As agreed in the contract, Brick was supposed to complete the work not later than 10th May, and it was in agreement that upon failure, the Owner will be paid $100 for each day the job is not completed. Since construction was delayed for ten days, Brick is expected to pay $1000 to the Owner. The terms of a contract should be adhered to, and that includes such a clause that Brick agreed to pay the Owner in case the contract is failed. Furthermore, the Owner still has a right to recovering the damages in terms of the money he would have gotten if the terrace was completed in time. This means that the Owner can calculate the profit he would have gained daily if the business was opened in time and charge it on Brick.
Generally, if the breach of a contract is partial, the plaintiff can file for compensation amounting to the money spent in hiring a different person to complete the work (Goldberg, 2018). However, in situations where the amount paid by the plaintiff, for the replacement, is higher than the value of the service, some courts can be inclined to consider the diminished value and the contemplated value and find the difference between the two (Hickey, 2017). In the scenario, it is not right for the owner to deny owing Mr. Green money. The basic things to consider are the performance of Green before he walked away from the job and since he had managed to work through half of the required job. Even though the owner had to pay the replacement, Green has a right to be paid for the job he did. The Owner is only limited to recovering the work that was not done, and hence Green can sue for the unpaid work as indicated in the contract. In this sense, Green has the right to the difference between the value of the service in the contemplated contract and the actually offered value.

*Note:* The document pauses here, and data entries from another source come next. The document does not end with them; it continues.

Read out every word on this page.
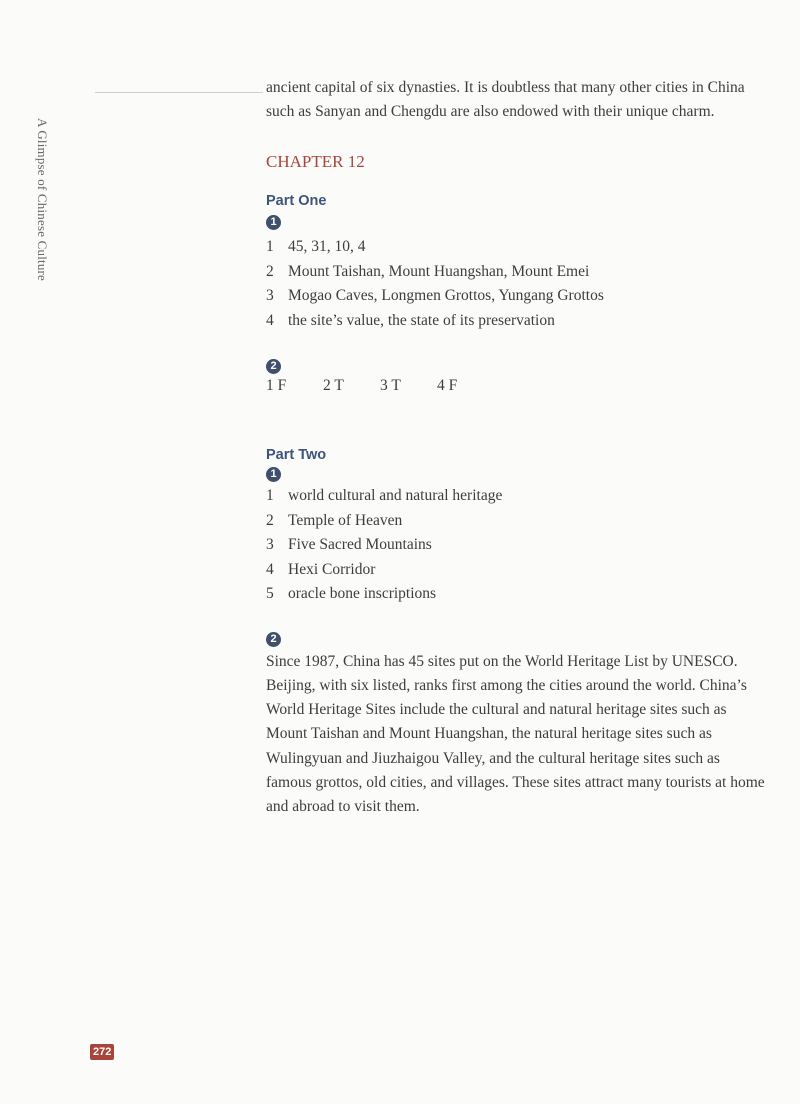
A Glimpse of Chinese Culture
272

ancient capital of six dynasties. It is doubtless that many other cities in China such as Sanyan and Chengdu are also endowed with their unique charm.

CHAPTER 12
Part One
1
1 45, 31, 10, 4
2 Mount Taishan, Mount Huangshan, Mount Emei
3 Mogao Caves, Longmen Grottos, Yungang Grottos
4 the site’s value, the state of its preservation
2
1 F	2 T	3 T	4 F
Part Two
1
1 world cultural and natural heritage
2 Temple of Heaven
3 Five Sacred Mountains
4 Hexi Corridor
5 oracle bone inscriptions
2

Since 1987, China has 45 sites put on the World Heritage List by UNESCO. Beijing, with six listed, ranks first among the cities around the world. China’s World Heritage Sites include the cultural and natural heritage sites such as Mount Taishan and Mount Huangshan, the natural heritage sites such as Wulingyuan and Jiuzhaigou Valley, and the cultural heritage sites such as famous grottos, old cities, and villages. These sites attract many tourists at home and abroad to visit them.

In the given contract with Furnco, the owner can claim compensatory damages such that he can be paid for the damages caused as a result of the bleach. The owner expected the tables would be brought in time for him to arrange and be prepared before Memorial Day. However, due to Furnco’s failure, the owner lost all the profits he would have made if the business was already open. If the case is presented in court and it is established that Furnco had a malicious reason for not meeting his end of the deal, additional compensation can be added in Furnco’s account; this is referred to as punitive damages as demonstrated in Revelations Perfume and Cosmetics Inc. v. Prince Rogers Nelson.
The owner, therefore, can claim the consequential damages that are all the amount in profit the owner would have gained if the terrace was opened during the traditional Memorial Day. The owner can also claim expectation damages based on the agreed terms in the contract.
Revelations Perfume & Cosmetics, INC. v. Nelson, 2012 N.Y. Slip Op 50721 (Sup. Ct. 2012).
Hickey, S.J., 2017. Punitive damages for breach of contract: A Singaporean perspective. Common Law World Review, 46(3), pp.239-245.
Golden, J.M., 2016. Reasonable Certainty in Contract and Patent Damages. Harv. JL & Tech., 30, p.257.
Goldberg, V.P., 2018. Reckoning Contract Damages: Valuation of the Contract as an Asset. Wash. & Lee L. Rev., 75, p.301.